Deux familles du Connecticut implosent quand la libération sexuelle des seventies les incite à passer à l'acte. Sur cette évocation finement ironique, parfois cinglante, d'adultes et d'ados de la middle class complètement déboussolés Ang Lee greffe un épilogue, glaçant et tragique, d'une bluffante maîtrise visuelle. Critique : Premier film américain d’Ang Lee, qui, depuis, n’a cessé d’aller et venir entre l’Asie (Tigre et Dragon) et l’Amérique (Brokeback Mountain), Ice Storm est une évocation des années de libération sexuelle en Amérique, du côté des banlieues petites-bourgeoises.
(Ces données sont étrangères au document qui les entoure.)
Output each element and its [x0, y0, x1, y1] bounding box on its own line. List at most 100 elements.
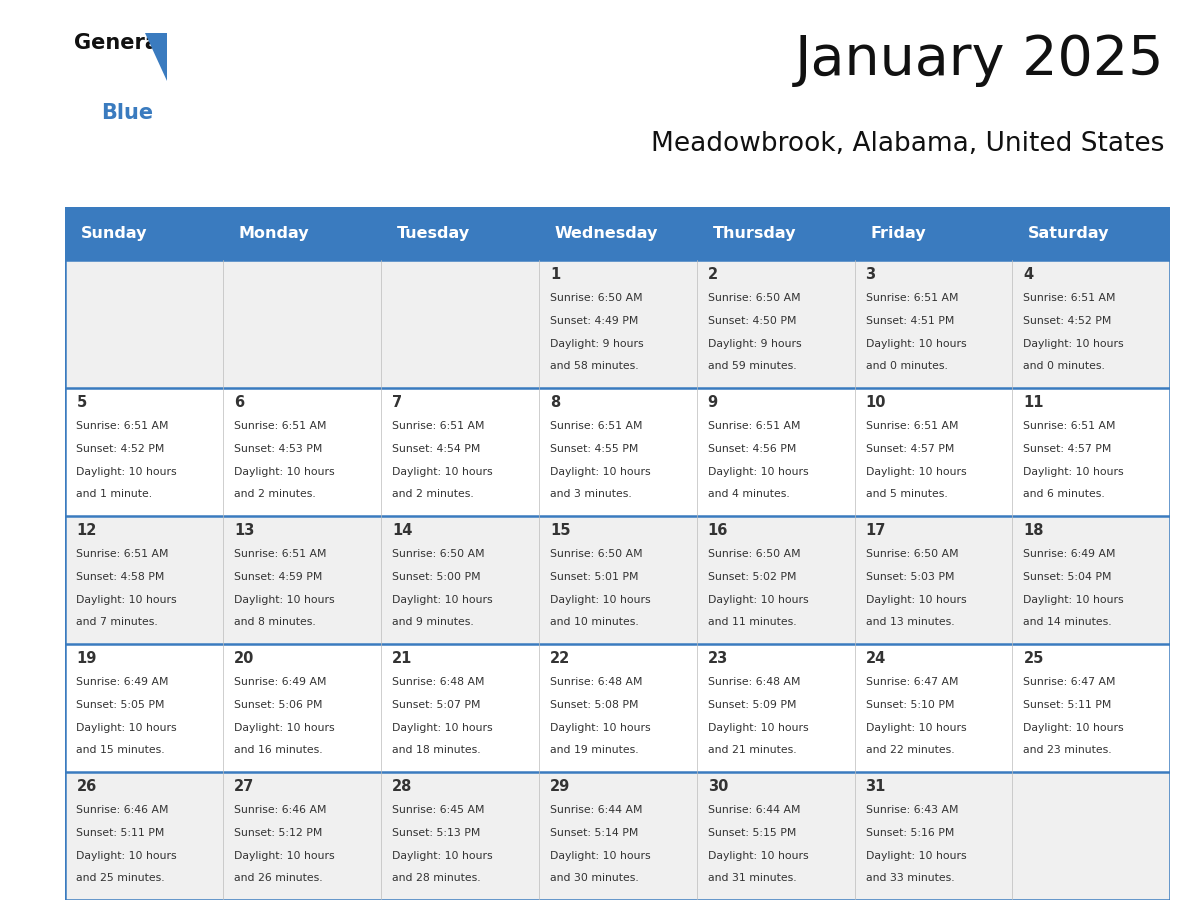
Text: Daylight: 10 hours: Daylight: 10 hours [76, 595, 177, 605]
Text: and 9 minutes.: and 9 minutes. [392, 617, 474, 627]
Text: and 26 minutes.: and 26 minutes. [234, 873, 323, 883]
Text: and 2 minutes.: and 2 minutes. [392, 489, 474, 498]
Text: Sunrise: 6:50 AM: Sunrise: 6:50 AM [392, 549, 485, 559]
Text: Sunset: 5:01 PM: Sunset: 5:01 PM [550, 572, 638, 582]
Text: Sunrise: 6:44 AM: Sunrise: 6:44 AM [550, 805, 643, 815]
Text: 1: 1 [550, 267, 560, 283]
Text: and 1 minute.: and 1 minute. [76, 489, 152, 498]
Text: Sunset: 5:04 PM: Sunset: 5:04 PM [1023, 572, 1112, 582]
Text: Sunrise: 6:49 AM: Sunrise: 6:49 AM [76, 677, 169, 687]
Text: 7: 7 [392, 396, 403, 410]
Text: Sunset: 5:16 PM: Sunset: 5:16 PM [866, 828, 954, 838]
Text: Sunrise: 6:51 AM: Sunrise: 6:51 AM [708, 421, 801, 431]
Text: Daylight: 10 hours: Daylight: 10 hours [550, 467, 651, 477]
Text: 15: 15 [550, 523, 570, 539]
Text: Daylight: 10 hours: Daylight: 10 hours [234, 851, 335, 861]
Text: Sunset: 4:49 PM: Sunset: 4:49 PM [550, 316, 638, 326]
Text: and 6 minutes.: and 6 minutes. [1023, 489, 1105, 498]
Text: 17: 17 [866, 523, 886, 539]
Text: 29: 29 [550, 779, 570, 794]
Text: Daylight: 10 hours: Daylight: 10 hours [708, 467, 808, 477]
Text: Sunset: 5:00 PM: Sunset: 5:00 PM [392, 572, 481, 582]
Text: 4: 4 [1023, 267, 1034, 283]
Text: Sunset: 4:57 PM: Sunset: 4:57 PM [866, 444, 954, 454]
Bar [65, 516, 1170, 644]
Text: Sunrise: 6:44 AM: Sunrise: 6:44 AM [708, 805, 801, 815]
Text: 5: 5 [76, 396, 87, 410]
Text: and 33 minutes.: and 33 minutes. [866, 873, 954, 883]
Text: and 58 minutes.: and 58 minutes. [550, 361, 638, 371]
Text: Daylight: 10 hours: Daylight: 10 hours [866, 723, 966, 733]
Text: 20: 20 [234, 652, 254, 666]
Text: Sunset: 4:50 PM: Sunset: 4:50 PM [708, 316, 796, 326]
Text: Sunrise: 6:50 AM: Sunrise: 6:50 AM [550, 293, 643, 303]
Text: Sunrise: 6:51 AM: Sunrise: 6:51 AM [866, 421, 958, 431]
Text: and 14 minutes.: and 14 minutes. [1023, 617, 1112, 627]
Text: Daylight: 10 hours: Daylight: 10 hours [550, 723, 651, 733]
Text: General: General [74, 33, 166, 53]
Bar [65, 387, 1170, 516]
Text: Sunset: 4:59 PM: Sunset: 4:59 PM [234, 572, 323, 582]
Text: 9: 9 [708, 396, 718, 410]
Text: 11: 11 [1023, 396, 1044, 410]
Text: Tuesday: Tuesday [397, 226, 470, 241]
Text: 25: 25 [1023, 652, 1044, 666]
Text: and 0 minutes.: and 0 minutes. [866, 361, 948, 371]
Text: 14: 14 [392, 523, 412, 539]
Text: Sunset: 5:10 PM: Sunset: 5:10 PM [866, 700, 954, 710]
Text: Sunrise: 6:50 AM: Sunrise: 6:50 AM [708, 549, 801, 559]
Text: Daylight: 10 hours: Daylight: 10 hours [392, 595, 493, 605]
Text: Daylight: 10 hours: Daylight: 10 hours [866, 467, 966, 477]
Text: Sunset: 4:54 PM: Sunset: 4:54 PM [392, 444, 480, 454]
Text: Sunrise: 6:51 AM: Sunrise: 6:51 AM [550, 421, 643, 431]
Text: Sunrise: 6:48 AM: Sunrise: 6:48 AM [550, 677, 643, 687]
Text: and 30 minutes.: and 30 minutes. [550, 873, 639, 883]
Text: Sunrise: 6:51 AM: Sunrise: 6:51 AM [234, 421, 327, 431]
Text: Daylight: 10 hours: Daylight: 10 hours [234, 595, 335, 605]
Text: and 25 minutes.: and 25 minutes. [76, 873, 165, 883]
Text: 8: 8 [550, 396, 560, 410]
Text: Daylight: 10 hours: Daylight: 10 hours [392, 467, 493, 477]
Text: and 5 minutes.: and 5 minutes. [866, 489, 947, 498]
Text: Daylight: 10 hours: Daylight: 10 hours [550, 851, 651, 861]
Text: and 13 minutes.: and 13 minutes. [866, 617, 954, 627]
Text: Sunrise: 6:50 AM: Sunrise: 6:50 AM [866, 549, 959, 559]
Text: Sunset: 4:51 PM: Sunset: 4:51 PM [866, 316, 954, 326]
Text: Saturday: Saturday [1028, 226, 1110, 241]
Text: and 22 minutes.: and 22 minutes. [866, 744, 954, 755]
Text: Sunrise: 6:50 AM: Sunrise: 6:50 AM [708, 293, 801, 303]
Text: Sunrise: 6:51 AM: Sunrise: 6:51 AM [1023, 293, 1116, 303]
Text: Sunrise: 6:51 AM: Sunrise: 6:51 AM [1023, 421, 1116, 431]
Text: and 31 minutes.: and 31 minutes. [708, 873, 796, 883]
Text: Sunset: 5:11 PM: Sunset: 5:11 PM [76, 828, 165, 838]
Text: Sunrise: 6:48 AM: Sunrise: 6:48 AM [708, 677, 801, 687]
Text: Daylight: 10 hours: Daylight: 10 hours [76, 851, 177, 861]
Text: and 21 minutes.: and 21 minutes. [708, 744, 796, 755]
Polygon shape [145, 33, 168, 82]
Text: Sunrise: 6:49 AM: Sunrise: 6:49 AM [1023, 549, 1116, 559]
Text: 13: 13 [234, 523, 254, 539]
Text: Daylight: 10 hours: Daylight: 10 hours [1023, 467, 1124, 477]
Text: Sunrise: 6:51 AM: Sunrise: 6:51 AM [392, 421, 485, 431]
Text: Sunset: 4:55 PM: Sunset: 4:55 PM [550, 444, 638, 454]
Text: 2: 2 [708, 267, 718, 283]
Text: Daylight: 10 hours: Daylight: 10 hours [234, 723, 335, 733]
Text: Daylight: 10 hours: Daylight: 10 hours [76, 723, 177, 733]
Text: Daylight: 9 hours: Daylight: 9 hours [708, 339, 802, 349]
Text: Sunset: 5:03 PM: Sunset: 5:03 PM [866, 572, 954, 582]
Text: Sunset: 5:08 PM: Sunset: 5:08 PM [550, 700, 638, 710]
Text: Daylight: 10 hours: Daylight: 10 hours [392, 723, 493, 733]
Text: Blue: Blue [101, 103, 153, 123]
Text: Sunrise: 6:50 AM: Sunrise: 6:50 AM [550, 549, 643, 559]
Text: Thursday: Thursday [713, 226, 796, 241]
Text: Daylight: 9 hours: Daylight: 9 hours [550, 339, 644, 349]
Text: Wednesday: Wednesday [555, 226, 658, 241]
Text: Sunset: 5:11 PM: Sunset: 5:11 PM [1023, 700, 1112, 710]
Text: Sunset: 5:13 PM: Sunset: 5:13 PM [392, 828, 480, 838]
Text: Sunset: 5:15 PM: Sunset: 5:15 PM [708, 828, 796, 838]
Text: and 2 minutes.: and 2 minutes. [234, 489, 316, 498]
Text: Daylight: 10 hours: Daylight: 10 hours [1023, 723, 1124, 733]
Text: and 28 minutes.: and 28 minutes. [392, 873, 481, 883]
Text: Sunset: 4:52 PM: Sunset: 4:52 PM [76, 444, 165, 454]
Text: 31: 31 [866, 779, 886, 794]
Deux familles voisines expérimentent le grand changement de mœurs en cours, avec divers effets secondaires. Chacun, parent ou enfant, est sujet à un étrange dérèglement. Une mère de famille vole machinalement cinq bâtons de rouge à lèvres. Une autre disparaît de chez elle au moment où son amant lui rend visite. Un père rentre à la maison sans parvenir à attirer l’attention d’aucun membre de la famille… Ces signaux, distillés au fil de saynètes ironiques, acides, acheminent le récit vers la tempête de glace promise par le film, où se déchaînent les pulsions, les affects et les éléments naturels. Mais, sous les apparences moralisatrices du dénouement, le film met sévèrement à mal la famille traditionnelle. « Plus on s’y replie, plus on s’y noie », résume le jeunot Tobey Maguire, narrateur adolescent de ce conte d’hiver.